I'm afraid that the paper vs. digital argument just doesn't hold up. It more an argument of generational preference. Some people just like to be nostalgic about books/magazines/print. Save the book. Bring back 8 track. Film cameras. Print your documentation. Let's do away with calculators and computers and bring back slide rules and abacus while we're on this trend.
This post has been edited by tlhIn`toq: 14 June 2012 - 08:02 AM
Posted 14 June 2012 - 08:31 AM
Physical context is what I'm talking about. Think of how you read text on the iPad: you stare at a fixed point and move text past your focus point. At most, your eyes travel the area of the screen. There is no physical context for page 180 as opposed to page 10, and if you're leaping about following references there's no linear context for the material. How's your brain going to work with any of that? At best you have a linked list of concepts, which is broken every time you follow a reference. A linked list is not a very searchable data structure, nor is it robust of you lose a node.
A book is a physical object. You have twice the area, at least, to look at, and you have to scan to the text, it won't scroll to you. That's context. When you're reading a particular page, you have a certain amount of paper under your left thumb and under your right thumb - you're not paying attention to it, but that's context. And if you want to follow a reference, you have to navigate to it yourself - turn to the index, look up "someFeature, broken in the version you're using, 342", and turn to that page. That's more context.
Memory is associations, the more associations, the better, and the more scattered, the better. A book gives your brain a lot of hooks for these associations that an iPad just doesn't give you.
Posted 14 June 2012 - 08:38 AM
And if you make notes in the margin of a book, you're tying your thoughts to the material in the book, strengthening your associations for both. If you make notes in the margin of your ipad... oops. Can't really do that.
Funny you mention slide rules and abacus - for learning math (which is what we're talking about here) these are much more effective devices than computers or calculators, because the student has to engage with them, and they reveal more about the process than they hide.
For reference purposes (ie, actually doing your taxes or looking for a particular detail about a particular function) computers, calculators, and electronic references are generally more effective, but that's another matter. I still say learning the stuff right in the first place beats the hell out of being able to look it up later.
Posted 14 June 2012 - 08:58 AM
Why can't I?
Posted 14 June 2012 - 09:05 AM
That seems like a good place to end the digression.
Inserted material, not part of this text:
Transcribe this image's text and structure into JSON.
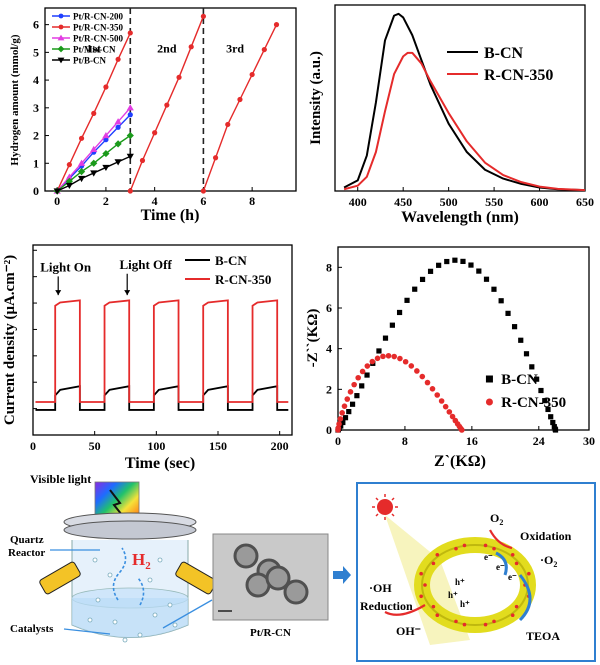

Returning to the original question... yeah, we all get stuck. That's what learning is: getting stuck, then getting unstuck. That's one reason why answering questions on this forum is a useful exercise. You have to get into someone else's stuck space and navigate your way out. You can't help learning from this process.
Posted 14 June 2012 - 05:43 PM
Regarding the topic, yeah I left what stumped me for now and will focus on reading the documentation and learning the concepts first, and will dive on other projects in the meantime to keep me occupied.